Predicted $150 Billion Annual Inflows Like a Lion

On Monday, U.S. spot Bitcoin ETF net inflows hit $697 million, the largest single-day inflow since October, as crypto market sentiment improved early 2026. This surge brought nearly $1.2 billion in two days, with broad demand across issuers, led by BlackRock’s IBIT ($660 million) and Fidelity’s FBTC ($279 million).
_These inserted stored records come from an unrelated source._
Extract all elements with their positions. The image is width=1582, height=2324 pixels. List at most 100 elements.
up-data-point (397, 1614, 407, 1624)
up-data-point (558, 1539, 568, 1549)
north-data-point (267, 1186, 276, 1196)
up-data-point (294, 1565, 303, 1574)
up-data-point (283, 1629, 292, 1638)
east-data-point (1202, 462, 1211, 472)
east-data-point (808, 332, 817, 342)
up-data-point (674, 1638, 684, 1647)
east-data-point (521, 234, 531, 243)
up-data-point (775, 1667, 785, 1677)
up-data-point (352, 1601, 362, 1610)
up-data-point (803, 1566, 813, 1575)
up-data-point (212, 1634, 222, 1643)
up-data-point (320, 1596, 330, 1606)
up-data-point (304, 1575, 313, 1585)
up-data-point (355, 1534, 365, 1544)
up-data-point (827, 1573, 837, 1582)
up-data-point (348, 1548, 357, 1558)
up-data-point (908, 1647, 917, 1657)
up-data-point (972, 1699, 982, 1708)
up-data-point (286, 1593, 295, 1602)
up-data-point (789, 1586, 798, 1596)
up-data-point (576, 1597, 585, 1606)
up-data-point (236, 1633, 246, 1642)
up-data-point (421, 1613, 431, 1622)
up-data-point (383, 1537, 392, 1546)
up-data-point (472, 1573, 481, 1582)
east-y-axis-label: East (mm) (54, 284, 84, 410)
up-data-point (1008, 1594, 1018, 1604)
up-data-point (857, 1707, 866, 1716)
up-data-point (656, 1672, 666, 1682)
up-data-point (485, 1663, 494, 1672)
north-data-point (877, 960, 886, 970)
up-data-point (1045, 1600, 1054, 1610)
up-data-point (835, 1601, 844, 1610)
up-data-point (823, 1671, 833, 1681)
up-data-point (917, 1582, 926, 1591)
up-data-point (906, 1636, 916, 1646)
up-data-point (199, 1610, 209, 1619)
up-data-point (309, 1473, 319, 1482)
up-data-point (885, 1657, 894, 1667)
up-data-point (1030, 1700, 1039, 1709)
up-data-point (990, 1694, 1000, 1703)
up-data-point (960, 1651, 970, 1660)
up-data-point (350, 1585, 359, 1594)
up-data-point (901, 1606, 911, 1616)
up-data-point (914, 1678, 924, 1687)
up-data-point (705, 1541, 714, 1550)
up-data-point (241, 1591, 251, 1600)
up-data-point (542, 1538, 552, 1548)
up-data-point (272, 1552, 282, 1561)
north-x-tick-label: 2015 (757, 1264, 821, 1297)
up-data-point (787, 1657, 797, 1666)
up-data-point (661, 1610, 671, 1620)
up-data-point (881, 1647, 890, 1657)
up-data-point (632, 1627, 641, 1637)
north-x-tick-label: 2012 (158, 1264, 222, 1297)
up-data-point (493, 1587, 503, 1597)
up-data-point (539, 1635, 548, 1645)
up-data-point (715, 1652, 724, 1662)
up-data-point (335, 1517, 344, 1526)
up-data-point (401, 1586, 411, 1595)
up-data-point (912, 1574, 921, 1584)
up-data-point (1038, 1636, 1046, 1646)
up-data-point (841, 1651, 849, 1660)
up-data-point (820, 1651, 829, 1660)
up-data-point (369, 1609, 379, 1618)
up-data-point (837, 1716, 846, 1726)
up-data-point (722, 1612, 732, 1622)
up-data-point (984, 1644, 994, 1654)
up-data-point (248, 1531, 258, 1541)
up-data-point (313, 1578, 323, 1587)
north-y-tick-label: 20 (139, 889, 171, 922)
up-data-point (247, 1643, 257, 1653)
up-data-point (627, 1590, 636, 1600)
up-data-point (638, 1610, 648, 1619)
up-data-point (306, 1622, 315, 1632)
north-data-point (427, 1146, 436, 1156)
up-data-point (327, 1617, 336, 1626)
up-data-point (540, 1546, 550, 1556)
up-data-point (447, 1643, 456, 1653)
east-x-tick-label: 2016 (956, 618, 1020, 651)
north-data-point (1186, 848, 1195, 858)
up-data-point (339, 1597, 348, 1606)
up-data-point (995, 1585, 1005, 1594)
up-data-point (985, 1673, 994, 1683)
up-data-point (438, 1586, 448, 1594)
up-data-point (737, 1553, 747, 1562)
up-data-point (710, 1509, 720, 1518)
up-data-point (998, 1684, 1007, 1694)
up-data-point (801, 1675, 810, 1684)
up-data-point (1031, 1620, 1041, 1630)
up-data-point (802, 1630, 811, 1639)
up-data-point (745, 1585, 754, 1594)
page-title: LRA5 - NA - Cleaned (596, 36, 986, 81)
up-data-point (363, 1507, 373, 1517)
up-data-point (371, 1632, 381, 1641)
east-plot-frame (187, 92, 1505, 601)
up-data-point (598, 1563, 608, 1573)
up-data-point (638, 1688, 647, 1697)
Bloomberg senior ETF analyst Eric Balchunas on X said that spot Bitcoin ETFs are “entering 2026 like a lion,” adding that the early inflow speed suggests that if momentum continues, about $150 billion could flow in annually. This forecast is based on annualizing the inflow rate of the past two days, though maintaining such a pace year-round is unlikely; even at half speed, it’s still an astonishing $75 billion.

Crypto analyst Rachael Lucas of BTC Markets said ETF re-accumulation reflects “cautiously optimistic attitudes among major asset allocators,” though medium-term outlooks still depend on macroeconomic and regulatory stability. Currently, ETF capital flows support crypto prices, as institutional investors are upgrading crypto from tactical to strategic assets—a core reason for ongoing capital inflows.

Bitwise Chief Information Officer Matt Hougan wrote on X: “Major institutions are fully投入 into crypto and see it as a key business priority.” Morgan Stanley’s application is just the beginning; giants like Goldman Sachs and JPMorgan may follow suit.